Posted: Tue Jun 10, 2003 9:08 am
by inter5566
Tony,
AFAIK you can only perform the multi-row lookup using an ODBC or a Universe stage for the reference source. We are planning on posing a question concerning this hash file functionality at our next users group. I have been experimenting with the multi-row lookup and can understand wanting to increase the performance three or four fold.
If you find out a way to resolve this, please let us all know.

Posted: Tue Jun 10, 2003 3:42 pm
by tonystark622
Craig,
I thought that you had to use the whole key that that hash file was created with to access it on a lookup (from a hash file stage).

I recall some really screwy things happening when I inadvertently had the key defined one way one place and another way someplace else. It would still seem to me that I'm only going to get one row when doing the lookup through a hash file stage and specifiying a key that should return multiple rows from the hash file...

Hmmmm. Could you define it as a hash file to load it, the access it for lookup as a Universe stage... Then you could use the "reference link with multi row result set" from the Universe stage...

Just thinking out loud. Maybe it will jog someone's memory :)

Tony

Posted: Tue Jun 10, 2003 3:44 pm
by tonystark622
Steve,
I'll post an answer here if I come up with anything.

Tony

Posted: Tue Jun 10, 2003 4:10 pm
by chulett
Tony, I probably answered too quickly. Hash files do not allow the return of multirow record sets, as others have pointed out. You need to use the ODBC or Universe stages for that.

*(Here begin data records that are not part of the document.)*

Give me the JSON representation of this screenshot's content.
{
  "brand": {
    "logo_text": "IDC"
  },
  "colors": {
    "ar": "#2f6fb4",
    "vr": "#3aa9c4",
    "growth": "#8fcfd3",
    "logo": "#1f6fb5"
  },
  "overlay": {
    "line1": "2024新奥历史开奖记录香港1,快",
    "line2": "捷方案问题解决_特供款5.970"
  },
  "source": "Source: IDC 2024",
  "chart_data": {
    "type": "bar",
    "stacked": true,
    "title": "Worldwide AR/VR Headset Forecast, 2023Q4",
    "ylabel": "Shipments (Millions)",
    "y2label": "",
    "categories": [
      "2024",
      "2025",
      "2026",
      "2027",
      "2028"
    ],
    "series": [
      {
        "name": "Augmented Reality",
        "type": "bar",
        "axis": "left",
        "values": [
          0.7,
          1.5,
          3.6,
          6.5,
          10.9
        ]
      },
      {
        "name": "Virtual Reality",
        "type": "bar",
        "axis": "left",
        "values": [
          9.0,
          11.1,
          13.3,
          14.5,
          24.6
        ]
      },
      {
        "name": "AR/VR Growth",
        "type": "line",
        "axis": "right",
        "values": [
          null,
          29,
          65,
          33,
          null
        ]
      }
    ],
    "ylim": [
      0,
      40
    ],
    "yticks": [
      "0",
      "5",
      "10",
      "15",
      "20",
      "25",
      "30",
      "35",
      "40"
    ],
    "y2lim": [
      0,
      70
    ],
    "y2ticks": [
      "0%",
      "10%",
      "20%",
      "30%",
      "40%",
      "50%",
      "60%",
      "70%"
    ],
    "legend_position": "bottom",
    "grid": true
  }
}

You don't use a Primary Key for a multirow reference lookup, you use a foreign key instead according to the docs. Search for 'multirow' in the Designer's Help and you'll see what I mean. It sounds like it's simply a matter of changing which columns you mark as keys in the lookup, but I'll bet there's more to it than that. [}:)] I would think you should create an index on the FK fields...

But I think you are on the right track.

-craig

Posted: Tue Jun 10, 2003 6:27 pm
by ray.wurlod
If you've created and populated the hashed file no problem. You can access it using a UV stage, and thereby search on secondary keys. Indexing those secondary keys will provide some performance boost. Note that, by accessing the hashed file through a UV stage, you lose all memory caching capability.

Ray Wurlod
Education and Consulting Services
ABN 57 092 448 518

Posted: Wed Jun 11, 2003 6:32 am
by tonystark622
Ray,
Will there be any benefit to doing this, then? I hadn't thought this all the way through. If I lose memory caching, then there probably isn't any benefit to doing it this way compared to just looking it up in the Oracle DB. Is this correct?

Thanks again for your help.

Tony

Posted: Wed Jun 11, 2003 5:44 pm
by ray.wurlod
The usual reason for doing it with a UV stage is to have something local, to avoid doing reference lookups across a network.
Therefore, if Oracle and DataStage server are on the same machine, what you say is correct (all else being equal, of course, for example indexing on the secondary key columns). Any difference will be negligible.